Em cima, a foto cortada como foi divulgada pela agência
Mas agora Vanessa está no centro da foto, não há como apagá-la. É ela o símbolo da palavra de ordem assumida pela juventude nos preparativos da COP 26, que acontece a partir do próximo domingo, em Glasgow. Logo depois da fala de Vanessa, ainda sob emoção, foi Greta quem puxou o coro:“O que queremos?”, perguntou aos 400 jovens que aplaudiram o discurso em Milão. “Justiça Climática”, afirmam os jovens manifestantes. “Quando queremos?”, pergunta. “Queremos agora”, é a resposta desta vez.

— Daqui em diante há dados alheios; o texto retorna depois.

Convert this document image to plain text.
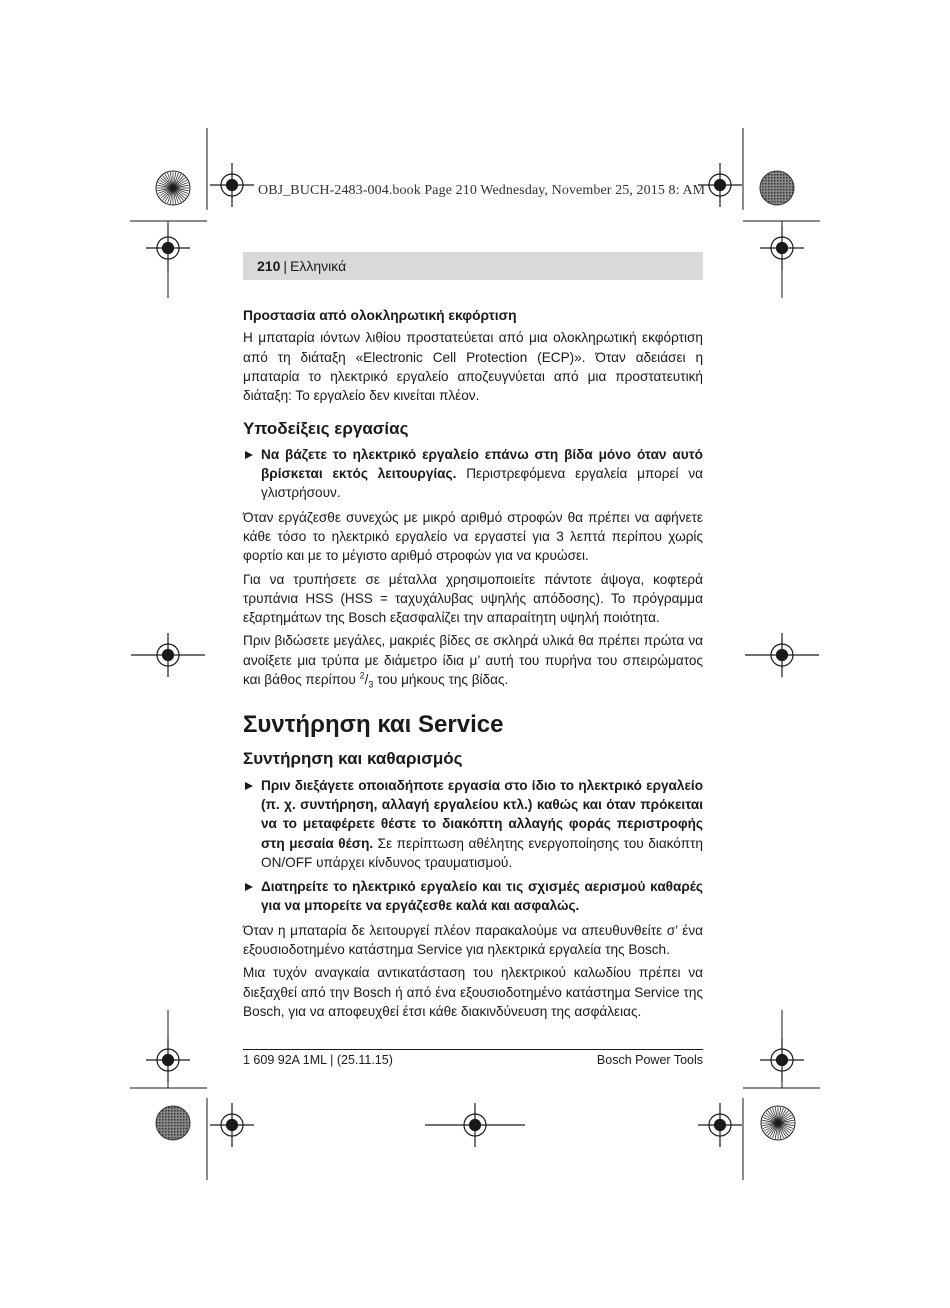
OBJ_BUCH-2483-004.book Page 210 Wednesday, November 25, 2015 8: AM
210 | Ελληνικά
Προστασία από ολοκληρωτική εκφόρτιση

Η μπαταρία ιόντων λιθίου προστατεύεται από μια ολοκληρωτική εκφόρτιση από τη διάταξη «Electronic Cell Protection (ECP)». Όταν αδειάσει η μπαταρία το ηλεκτρικό εργαλείο αποζευγνύεται από μια προστατευτική διάταξη: Το εργαλείο δεν κινείται πλέον.

Υποδείξεις εργασίας
Να βάζετε το ηλεκτρικό εργαλείο επάνω στη βίδα μόνο όταν αυτό βρίσκεται εκτός λειτουργίας. Περιστρεφόμενα εργαλεία μπορεί να γλιστρήσουν.

Όταν εργάζεσθε συνεχώς με μικρό αριθμό στροφών θα πρέπει να αφήνετε κάθε τόσο το ηλεκτρικό εργαλείο να εργαστεί για 3 λεπτά περίπου χωρίς φορτίο και με το μέγιστο αριθμό στροφών για να κρυώσει.

Για να τρυπήσετε σε μέταλλα χρησιμοποιείτε πάντοτε άψογα, κοφτερά τρυπάνια HSS (HSS = ταχυχάλυβας υψηλής απόδοσης). Το πρόγραμμα εξαρτημάτων της Bosch εξασφαλίζει την απαραίτητη υψηλή ποιότητα.

Πριν βιδώσετε μεγάλες, μακριές βίδες σε σκληρά υλικά θα πρέπει πρώτα να ανοίξετε μια τρύπα με διάμετρο ίδια μ’ αυτή του πυρήνα του σπειρώματος και βάθος περίπου $^2/_3$ του μήκους της βίδας.

Συντήρηση και Service
Συντήρηση και καθαρισμός
Πριν διεξάγετε οποιαδήποτε εργασία στο ίδιο το ηλεκτρικό εργαλείο (π. χ. συντήρηση, αλλαγή εργαλείου κτλ.) καθώς και όταν πρόκειται να το μεταφέρετε θέστε το διακόπτη αλλαγής φοράς περιστροφής στη μεσαία θέση. Σε περίπτωση αθέλητης ενεργοποίησης του διακόπτη ON/OFF υπάρχει κίνδυνος τραυματισμού.
Διατηρείτε το ηλεκτρικό εργαλείο και τις σχισμές αερισμού καθαρές για να μπορείτε να εργάζεσθε καλά και ασφαλώς.

Όταν η μπαταρία δε λειτουργεί πλέον παρακαλούμε να απευθυνθείτε σ’ ένα εξουσιοδοτημένο κατάστημα Service για ηλεκτρικά εργαλεία της Bosch.

Μια τυχόν αναγκαία αντικατάσταση του ηλεκτρικού καλωδίου πρέπει να διεξαχθεί από την Bosch ή από ένα εξουσιοδοτημένο κατάστημα Service της Bosch, για να αποφευχθεί έτσι κάθε διακινδύνευση της ασφάλειας.

1 609 92A 1ML | (25.11.15)	Bosch Power Tools
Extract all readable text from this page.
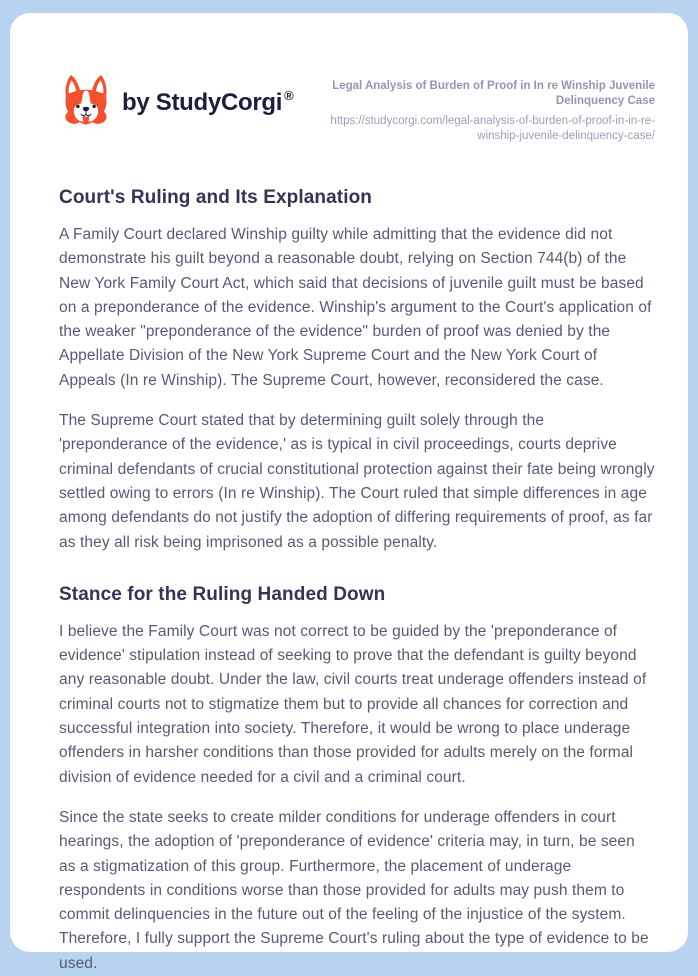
by StudyCorgi ®

Legal Analysis of Burden of Proof in In re Winship Juvenile Delinquency Case

https://studycorgi.com/legal-analysis-of-burden-of-proof-in-in-re-winship-juvenile-delinquency-case/
Court's Ruling and Its Explanation

A Family Court declared Winship guilty while admitting that the evidence did not demonstrate his guilt beyond a reasonable doubt, relying on Section 744(b) of the New York Family Court Act, which said that decisions of juvenile guilt must be based on a preponderance of the evidence. Winship's argument to the Court's application of the weaker "preponderance of the evidence" burden of proof was denied by the Appellate Division of the New York Supreme Court and the New York Court of Appeals (In re Winship). The Supreme Court, however, reconsidered the case.

The Supreme Court stated that by determining guilt solely through the 'preponderance of the evidence,' as is typical in civil proceedings, courts deprive criminal defendants of crucial constitutional protection against their fate being wrongly settled owing to errors (In re Winship). The Court ruled that simple differences in age among defendants do not justify the adoption of differing requirements of proof, as far as they all risk being imprisoned as a possible penalty.

Stance for the Ruling Handed Down

I believe the Family Court was not correct to be guided by the 'preponderance of evidence' stipulation instead of seeking to prove that the defendant is guilty beyond any reasonable doubt. Under the law, civil courts treat underage offenders instead of criminal courts not to stigmatize them but to provide all chances for correction and successful integration into society. Therefore, it would be wrong to place underage offenders in harsher conditions than those provided for adults merely on the formal division of evidence needed for a civil and a criminal court.

Since the state seeks to create milder conditions for underage offenders in court hearings, the adoption of 'preponderance of evidence' criteria may, in turn, be seen as a stigmatization of this group. Furthermore, the placement of underage respondents in conditions worse than those provided for adults may push them to commit delinquencies in the future out of the feeling of the injustice of the system. Therefore, I fully support the Supreme Court's ruling about the type of evidence to be used.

A bandeira é a mesma na outra ponta geracional, o grupo The Elders (Os Anciãos), formado por ex-presidentes e ex-ministros de vários países que defendem uma ação enérgica e integrada aos direitos humanos para conter o aumento da temperatura do planeta para no máximo 1,5 grau centígrado, a missão quase impossível da COP-26. Como lembrou a ex-presidente da Irlanda, ex-Alta Comissária da ONU para o Clima e presidente dos The Elders, Mary Robinson, entrevistada no Roda Viva desta semana, não há como atingir essa meta apenas com tecnologia, sem Justiça Climática, nesse mundo desigual: “O recente relatório da ONU mostra que o G20 (grupo dos países mais ricos, que é responsável por 80% das emissões de carbono) está a caminho de um aumento de 16% das emissões até 2030. E que as empresas vão continuar usando petróleo, gás e carvão, em menor proporção, mas continuam”, afirmou. “Enquanto isso, os que protegem os ambientes são os mais impactados”, lembrou Robinson, que tem uma fundação voltada à Justiça Climática, com um estrelado conselho internacional.

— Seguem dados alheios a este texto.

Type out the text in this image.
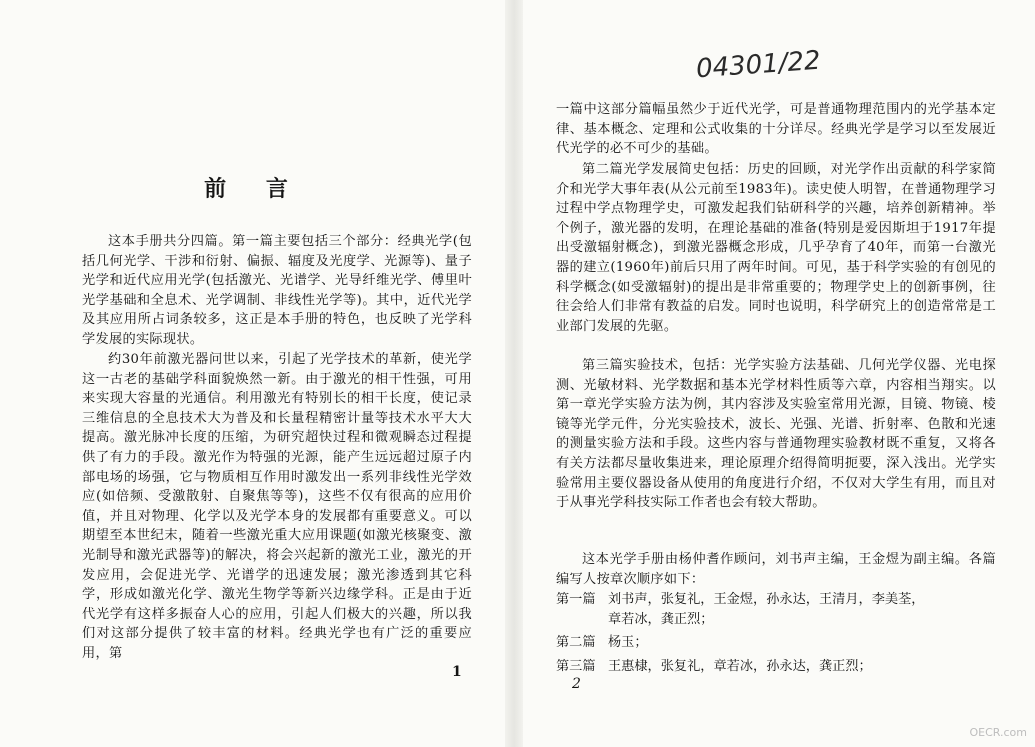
前 言

这本手册共分四篇。第一篇主要包括三个部分：经典光学(包括几何光学、干涉和衍射、偏振、辐度及光度学、光源等)、量子光学和近代应用光学(包括激光、光谱学、光导纤维光学、傅里叶光学基础和全息术、光学调制、非线性光学等)。其中，近代光学及其应用所占词条较多，这正是本手册的特色，也反映了光学科学发展的实际现状。

约30年前激光器问世以来，引起了光学技术的革新，使光学这一古老的基础学科面貌焕然一新。由于激光的相干性强，可用来实现大容量的光通信。利用激光有特别长的相干长度，使记录三维信息的全息技术大为普及和长量程精密计量等技术水平大大提高。激光脉冲长度的压缩，为研究超快过程和微观瞬态过程提供了有力的手段。激光作为特强的光源，能产生远远超过原子内部电场的场强，它与物质相互作用时激发出一系列非线性光学效应(如倍频、受激散射、自聚焦等等)，这些不仅有很高的应用价值，并且对物理、化学以及光学本身的发展都有重要意义。可以期望至本世纪末，随着一些激光重大应用课题(如激光核聚变、激光制导和激光武器等)的解决，将会兴起新的激光工业，激光的开发应用，会促进光学、光谱学的迅速发展；激光渗透到其它科学，形成如激光化学、激光生物学等新兴边缘学科。正是由于近代光学有这样多振奋人心的应用，引起人们极大的兴趣，所以我们对这部分提供了较丰富的材料。经典光学也有广泛的重要应用，第

1
04301/22

一篇中这部分篇幅虽然少于近代光学，可是普通物理范围内的光学基本定律、基本概念、定理和公式收集的十分详尽。经典光学是学习以至发展近代光学的必不可少的基础。

第二篇光学发展简史包括：历史的回顾，对光学作出贡献的科学家简介和光学大事年表(从公元前至1983年)。读史使人明智，在普通物理学习过程中学点物理学史，可激发起我们钻研科学的兴趣，培养创新精神。举个例子，激光器的发明，在理论基础的准备(特别是爱因斯坦于1917年提出受激辐射概念)，到激光器概念形成，几乎孕育了40年，而第一台激光器的建立(1960年)前后只用了两年时间。可见，基于科学实验的有创见的科学概念(如受激辐射)的提出是非常重要的；物理学史上的创新事例，往往会给人们非常有教益的启发。同时也说明，科学研究上的创造常常是工业部门发展的先驱。

第三篇实验技术，包括：光学实验方法基础、几何光学仪器、光电探测、光敏材料、光学数据和基本光学材料性质等六章，内容相当翔实。以第一章光学实验方法为例，其内容涉及实验室常用光源，目镜、物镜、棱镜等光学元件，分光实验技术，波长、光强、光谱、折射率、色散和光速的测量实验方法和手段。这些内容与普通物理实验教材既不重复，又将各有关方法都尽量收集进来，理论原理介绍得简明扼要，深入浅出。光学实验常用主要仪器设备从使用的角度进行介绍，不仅对大学生有用，而且对于从事光学科技实际工作者也会有较大帮助。

这本光学手册由杨仲耆作顾问，刘书声主编，王金煜为副主编。各篇编写人按章次顺序如下：

第一篇 刘书声，张复礼，王金煜，孙永达，王清月，李美荃，
章若冰，龚正烈；
第二篇 杨玉；
第三篇 王惠棣，张复礼，章若冰，孙永达，龚正烈；
2
OECR.com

No caso do Brasil, reino das desigualdades, os dois mundos se tocam: estamos entre os países do G20, e aumentando nossas emissões, principalmente por causa do desmatamento (que responde por 44% do total nacional) e também entre os povos que mais sofrem com a seca e a destruição ambiental, como sabem indígenas, agricultores familiares e os trabalhadores que enfrentam insegurança alimentar nas cidades. O presidente Jair Bolsonaro já fez sua escolha, pelo desmatamento, pela invasão das terras indígenas, pela fome. Nem vai à COP 26, somente na reunião do G20, na qual será o único país a recuar nas metas de emissão de carbono, enquanto a comitiva oficial em Glasgow quer apenas ganhar dinheiro com créditos de carbono sobre as florestas que vem destruindo.

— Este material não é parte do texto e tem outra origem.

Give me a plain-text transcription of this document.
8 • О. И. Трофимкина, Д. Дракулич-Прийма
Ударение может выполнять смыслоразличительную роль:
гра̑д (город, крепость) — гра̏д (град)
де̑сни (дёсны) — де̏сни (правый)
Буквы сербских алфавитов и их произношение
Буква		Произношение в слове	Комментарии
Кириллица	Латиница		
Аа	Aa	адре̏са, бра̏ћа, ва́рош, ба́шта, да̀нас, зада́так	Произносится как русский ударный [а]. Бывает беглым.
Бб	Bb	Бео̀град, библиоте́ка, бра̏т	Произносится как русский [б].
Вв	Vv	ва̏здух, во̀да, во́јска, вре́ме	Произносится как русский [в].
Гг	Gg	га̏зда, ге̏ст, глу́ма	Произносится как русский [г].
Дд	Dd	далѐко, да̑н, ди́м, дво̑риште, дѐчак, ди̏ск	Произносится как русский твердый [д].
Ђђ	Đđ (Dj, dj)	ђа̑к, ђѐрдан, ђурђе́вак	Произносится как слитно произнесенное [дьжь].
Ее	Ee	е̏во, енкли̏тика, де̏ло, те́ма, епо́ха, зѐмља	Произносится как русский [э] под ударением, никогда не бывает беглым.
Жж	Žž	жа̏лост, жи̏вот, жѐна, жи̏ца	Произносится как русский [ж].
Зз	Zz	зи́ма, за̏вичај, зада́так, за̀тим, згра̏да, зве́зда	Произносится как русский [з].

Nossa esperança está em jovens como Vanessa, Greta, e também nos ativistas e indígenas brasileiros que estarão na COP-26 e que sabem, como diz Ailton Krenak, que “a sustentabilidade é o mito do mundo do consumo”. É por causa deles, que sofrem um momento de extrema violência também no Brasil, que estaremos lá a partir de 2 de novembro, com a repórter Anna Beatriz Anjos trazendo as vozes de quem mais importa na conferência do clima mais quente de todos os tempos. Até lá!